For sports fans, May is a great time of year. Baseball is in full swing, the NBA playoffs are slowly moving forward, the MLS season is shaking out and the Stanley Cup Playoffs are bringing night after night of heart stopping excitement. A bit of a personal statement here; I am not a hockey fan. When the Hartford Whalers left town more than a decade ago, I swore off pucks forever. However, when the NHL playoff season starts, I find a close game to be riveting television, despite having no rooting interest and very limited knowledge of the players on the ice.
Over the last few years, many soccer fans have opined that the beautiful game is overtaking hockey as the “4th” American professional sport. Yet the recent NHL/NBC/Versus television deal belies that belief. ESPN pays $8.5 million annually for MLS rights, yet that deal is part of a larger SUM/ABC/ESPN package that includes USMNT games and FIFA World Cup. In contrast, the NHL recently announced its new deal which upped its annual fee from $77.5 million per year to over $185 million per season. The deal includes games on Versus and NBC and requires the national telecast of every playoff game. The difference between the deals is shocking and shows the gulf MLS still has to cross to reach the Big 4.

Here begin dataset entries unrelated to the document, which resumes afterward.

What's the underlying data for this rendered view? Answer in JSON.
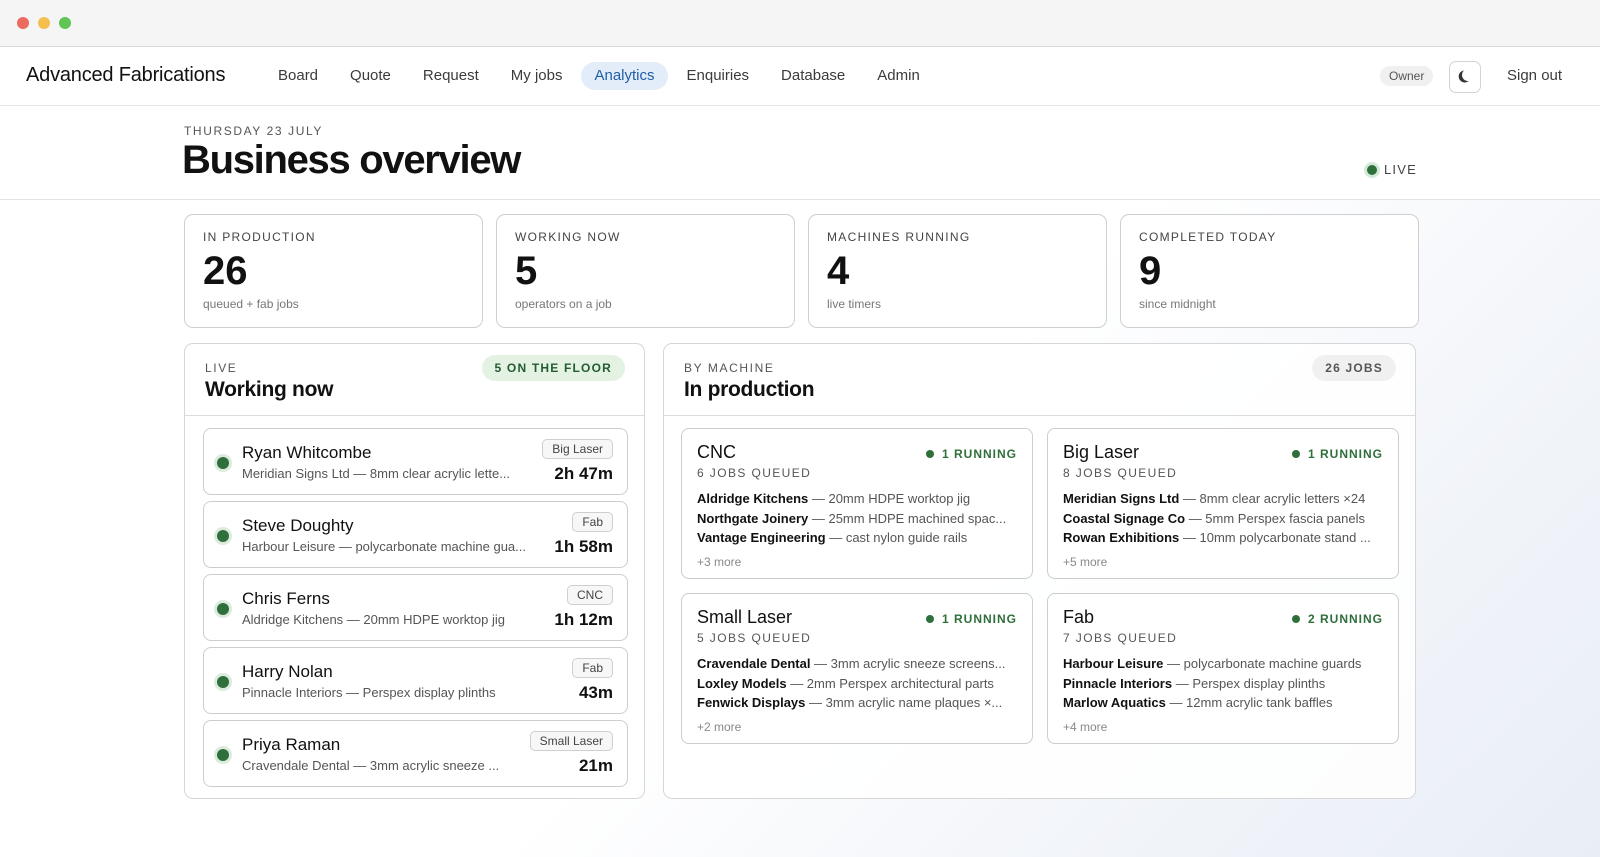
{
  "app": {
    "brand": "Advanced Fabrications",
    "nav": [
      {
        "label": "Board"
      },
      {
        "label": "Quote"
      },
      {
        "label": "Request"
      },
      {
        "label": "My jobs"
      },
      {
        "label": "Analytics",
        "active": true
      },
      {
        "label": "Enquiries"
      },
      {
        "label": "Database"
      },
      {
        "label": "Admin"
      }
    ],
    "role_badge": "Owner",
    "theme_icon": "moon-icon",
    "signout_label": "Sign out"
  },
  "header": {
    "date": "THURSDAY 23 JULY",
    "title": "Business overview",
    "live_label": "LIVE"
  },
  "stats": [
    {
      "label": "IN PRODUCTION",
      "value": "26",
      "sub": "queued + fab jobs"
    },
    {
      "label": "WORKING NOW",
      "value": "5",
      "sub": "operators on a job"
    },
    {
      "label": "MACHINES RUNNING",
      "value": "4",
      "sub": "live timers"
    },
    {
      "label": "COMPLETED TODAY",
      "value": "9",
      "sub": "since midnight"
    }
  ],
  "working": {
    "kicker": "LIVE",
    "title": "Working now",
    "pill": "5 ON THE FLOOR",
    "workers": [
      {
        "name": "Ryan Whitcombe",
        "job": "Meridian Signs Ltd — 8mm clear acrylic lette...",
        "tag": "Big Laser",
        "time": "2h 47m"
      },
      {
        "name": "Steve Doughty",
        "job": "Harbour Leisure — polycarbonate machine gua...",
        "tag": "Fab",
        "time": "1h 58m"
      },
      {
        "name": "Chris Ferns",
        "job": "Aldridge Kitchens — 20mm HDPE worktop jig",
        "tag": "CNC",
        "time": "1h 12m"
      },
      {
        "name": "Harry Nolan",
        "job": "Pinnacle Interiors — Perspex display plinths",
        "tag": "Fab",
        "time": "43m"
      },
      {
        "name": "Priya Raman",
        "job": "Cravendale Dental — 3mm acrylic sneeze ...",
        "tag": "Small Laser",
        "time": "21m"
      }
    ]
  },
  "production": {
    "kicker": "BY MACHINE",
    "title": "In production",
    "pill": "26 JOBS",
    "machines": [
      {
        "name": "CNC",
        "queued": "6 JOBS QUEUED",
        "running": "1 RUNNING",
        "jobs": [
          {
            "client": "Aldridge Kitchens",
            "desc": " — 20mm HDPE worktop jig"
          },
          {
            "client": "Northgate Joinery",
            "desc": " — 25mm HDPE machined spac..."
          },
          {
            "client": "Vantage Engineering",
            "desc": " — cast nylon guide rails"
          }
        ],
        "more": "+3 more"
      },
      {
        "name": "Big Laser",
        "queued": "8 JOBS QUEUED",
        "running": "1 RUNNING",
        "jobs": [
          {
            "client": "Meridian Signs Ltd",
            "desc": " — 8mm clear acrylic letters ×24"
          },
          {
            "client": "Coastal Signage Co",
            "desc": " — 5mm Perspex fascia panels"
          },
          {
            "client": "Rowan Exhibitions",
            "desc": " — 10mm polycarbonate stand ..."
          }
        ],
        "more": "+5 more"
      },
      {
        "name": "Small Laser",
        "queued": "5 JOBS QUEUED",
        "running": "1 RUNNING",
        "jobs": [
          {
            "client": "Cravendale Dental",
            "desc": " — 3mm acrylic sneeze screens..."
          },
          {
            "client": "Loxley Models",
            "desc": " — 2mm Perspex architectural parts"
          },
          {
            "client": "Fenwick Displays",
            "desc": " — 3mm acrylic name plaques ×..."
          }
        ],
        "more": "+2 more"
      },
      {
        "name": "Fab",
        "queued": "7 JOBS QUEUED",
        "running": "2 RUNNING",
        "jobs": [
          {
            "client": "Harbour Leisure",
            "desc": " — polycarbonate machine guards"
          },
          {
            "client": "Pinnacle Interiors",
            "desc": " — Perspex display plinths"
          },
          {
            "client": "Marlow Aquatics",
            "desc": " — 12mm acrylic tank baffles"
          }
        ],
        "more": "+4 more"
      }
    ]
  }
}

What makes the difference between the deals even more difficult for soccer fans to stomach is the relative similarity of the regular season television ratings garnered by each sport. Prime time games on Versus averaged 353,000 viewers this year. MLS ratings have been pretty consistently around 250,000 per match, with some games reaching numbers at or above the NHL telecasts. Despite these relative similarities, and the fact that local MLS broadcasts often outdraw local NHL broadcasts in the same market, MLS isn’t close in the all important tv revenue department.
MLS was trying to get $20 million per year from FSC for 2011 and the deal fell woefully short. The ESPN deal runs through 2014, but ratings are flat. MLS’ national profile has dramatically increased and the league is moving forwards in leaps and bounds, but claims that hockey has fallen behind are grossly overstated.